Showing AlgebraicNumber[1/2 (1 + Sqrt[5]), {-3, 2}] in human-readable way

Question

Is there a function to show algebraic numbers in Mathematica more conveniently? I am looking for something similar to MatrixForm for matrices.

For example, I would like to view AlgebraicNumber[1/2 (1 + Sqrt[5]), {-3, 2}] as -3 + 2*q, where q is the generator of the number field my algebraic number comes from, i. e. 1/2 (1 + Sqrt[5]) in this case.

I searched the documentation concerning algebraic numbers with no success. Something along the lines of Extract[AlgebraicNumber[...], {2}].{1, x} works, but it requires tweaking for different fields.

Answer 1

Are you perhaps looking for AlgebraicNumberPolynomial?

AlgebraicNumberPolynomial[AlgebraicNumber[1/2 (1 + Sqrt[5]), {-3, 2}], HoldForm[q]]

-3 + 2 q

The question states: "... show algebraic numbers" and "I would like to view ..." If you would like to display the AlgebraicNumber expression this way but retain its full syntax you can use a formatting function.

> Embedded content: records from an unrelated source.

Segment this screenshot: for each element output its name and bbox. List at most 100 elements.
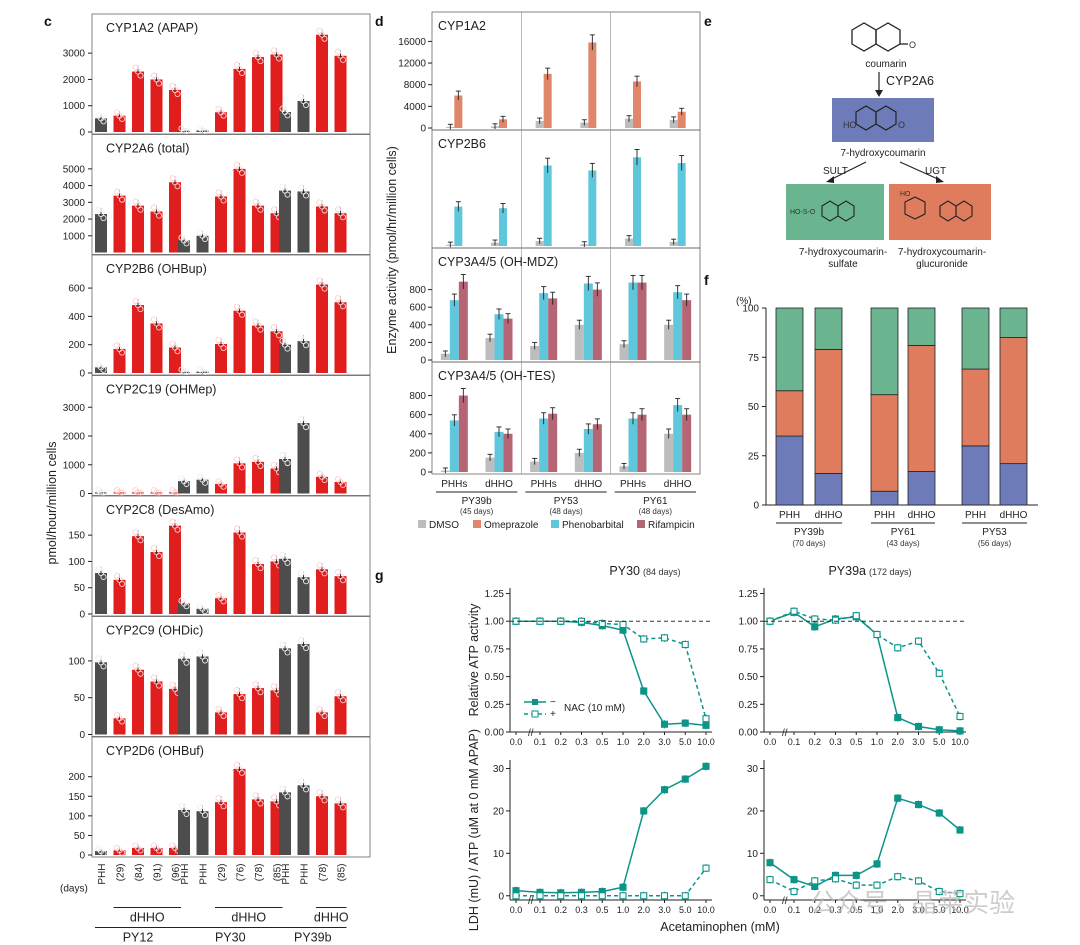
c-tick-label: 1000 [63, 101, 86, 112]
g-left-atp-point-plus [619, 621, 627, 629]
c-dot [220, 344, 227, 351]
g-right-ldh-point-minus [914, 800, 923, 809]
d-bar [633, 81, 641, 128]
panel-label-c: c [44, 13, 52, 29]
g-left-atp-point-minus [640, 687, 648, 695]
c-x-label: PHH [281, 864, 292, 885]
d-x-label: PHHs [531, 479, 557, 490]
g-right-ldh-line-minus [769, 797, 961, 888]
g-right-ldh-point-plus [914, 877, 923, 885]
g-right-ldh-x-tick-label: 3.0 [912, 905, 925, 915]
c-dot [97, 489, 105, 496]
d-tick-label: 400 [409, 429, 426, 440]
c-dot [238, 533, 246, 540]
d-panel-title: CYP1A2 [438, 19, 486, 33]
sulfate-label-line2: sulfate [828, 259, 858, 270]
d-x-label: PHHs [441, 479, 467, 490]
g-legend-plus: + [550, 709, 556, 720]
c-dot [174, 526, 181, 533]
c-dot [118, 115, 126, 122]
panel-e-pathway-diagram: O coumarin CYP2A6 HO O 7-hydroxycoumarin… [786, 22, 991, 270]
g-right-atp-x-tick-label: 1.0 [871, 737, 884, 747]
f-bar-segment-sulf [961, 307, 990, 370]
d-x-label: PHHs [620, 479, 646, 490]
f-bar-segment-gluc [814, 348, 843, 474]
g-right-atp-x-tick-label: 0.5 [850, 737, 863, 747]
c-dot [155, 80, 163, 87]
c-x-label: (84) [134, 864, 145, 882]
c-dot [201, 235, 209, 242]
g-left-ldh-x-tick-label: 0.5 [596, 905, 609, 915]
c-dot [284, 649, 291, 656]
g-left-atp-tick-label: 1.25 [485, 589, 505, 600]
c-bar [279, 112, 291, 132]
c-dot [183, 810, 190, 818]
g-left-atp-point-plus [660, 634, 669, 642]
g-right-atp-x-tick-label: 5.0 [933, 737, 946, 747]
g-right-atp-point-plus [831, 616, 840, 624]
f-bar-segment-gluc [999, 337, 1028, 465]
d-bar [592, 424, 602, 472]
d-bar [440, 353, 450, 360]
g-right-ldh-x-tick-label: 0.3 [829, 905, 842, 915]
svg-text:HO: HO [843, 120, 857, 130]
g-right-atp-x-tick-label: 2.0 [891, 737, 904, 747]
g-left-ldh-axis-break: // [528, 896, 534, 907]
d-tick-label: 12000 [398, 59, 426, 70]
glucuronide-label-line1: 7-hydroxycoumarin- [898, 247, 986, 258]
g-right-ldh-point-minus [894, 794, 902, 802]
c-dot [199, 127, 206, 134]
g-right-atp-point-plus [935, 669, 943, 677]
d-bar [682, 300, 692, 360]
g-left-atp-tick-label: 1.00 [485, 617, 505, 628]
d-tick-label: 200 [409, 338, 426, 349]
c-dot [284, 345, 291, 352]
c-group-name: PY39b [294, 931, 332, 945]
c-dot [137, 537, 144, 544]
f-x-label: PHH [874, 510, 895, 521]
c-bar [169, 89, 181, 132]
g-left-atp-point-minus [660, 720, 669, 728]
d-tick-label: 600 [409, 303, 426, 314]
c-bar [252, 688, 264, 735]
watermark: 公众号 · 晶莱实验 [810, 888, 1015, 918]
c-dot [201, 368, 209, 376]
d-bar [548, 298, 558, 360]
c-dot [302, 644, 310, 652]
d-bar [583, 283, 593, 360]
c-dot [275, 55, 283, 62]
c-dot [118, 718, 126, 725]
f-bar-segment-hc [961, 445, 990, 506]
f-bar-segment-hc [907, 471, 936, 506]
c-dot [183, 240, 190, 247]
c-dot [201, 127, 209, 135]
c-bar [178, 658, 190, 735]
g-right-atp-point-plus [790, 607, 798, 615]
d-x-label: dHHO [574, 479, 602, 490]
d-legend-label: Rifampicin [648, 520, 695, 531]
f-bar-segment-hc [999, 463, 1028, 506]
g-left-atp-axis-break: // [528, 728, 534, 739]
c-dot [321, 285, 328, 292]
g-right-atp-tick-label: 0.00 [739, 728, 759, 739]
c-dot [183, 480, 190, 488]
c-bar [252, 325, 264, 373]
c-panel-frame [91, 616, 371, 737]
d-panel-title: CYP3A4/5 (OH-TES) [438, 369, 555, 383]
g-left-ldh-tick-label: 20 [493, 806, 505, 817]
g-left-ldh-x-tick-label: 0.0 [510, 905, 523, 915]
d-bar [628, 418, 638, 472]
panel-d-y-axis-label: Enzyme activity (pmol/hr/million cells) [385, 146, 399, 354]
c-bar [316, 284, 328, 373]
d-bar [530, 461, 540, 472]
g-left-atp-point-minus [702, 721, 710, 729]
g-right-ldh-point-plus [811, 877, 819, 885]
c-dot [116, 489, 123, 496]
hydroxycoumarin-label: 7-hydroxycoumarin [840, 148, 925, 159]
c-panel-frame [91, 13, 371, 135]
d-tick-label: 400 [409, 320, 426, 331]
f-bar-segment-gluc [961, 368, 990, 447]
c-bar [334, 302, 347, 373]
c-dot [257, 689, 264, 696]
g-right-ldh-tick-label: 10 [747, 849, 759, 860]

You typically have several choices including Format, MakeBoxes, and $PrePrint. MakeBoxes is usually preferred for robustness and performance. For example:

MakeBoxes[p : AlgebraicNumber[_, {__}], fmt_] :=
  ToBoxes[Interpretation[AlgebraicNumberPolynomial[p, HoldForm @ q], p], fmt]

Now:

AlgebraicNumber[1/2 (1 + Sqrt[5]), {-3, 2}]

-3 + 2 q

% // InputForm

AlgebraicNumber[(1 + Sqrt[5])/2, {-3, 2}]

Answer 2

This is a reasonable application of Replace:

AlgebraicNumber[1/2 (1 + Sqrt[5]), {-3, 2}] /. {1/2 (1 + Sqrt[5]) -> q}
-3 + 2 q

The same replacement rule works for sums and products of AlgebraicNumbers.

As BoZenKhaa points out, if you don't know the exact form of the base, you can extract it and then do the replacement.

b = AlgebraicNumber[1/2 (1 + Sqrt[5]), {-3, 2}];
b /. Extract[b, {1}] -> q
-3 + 2 q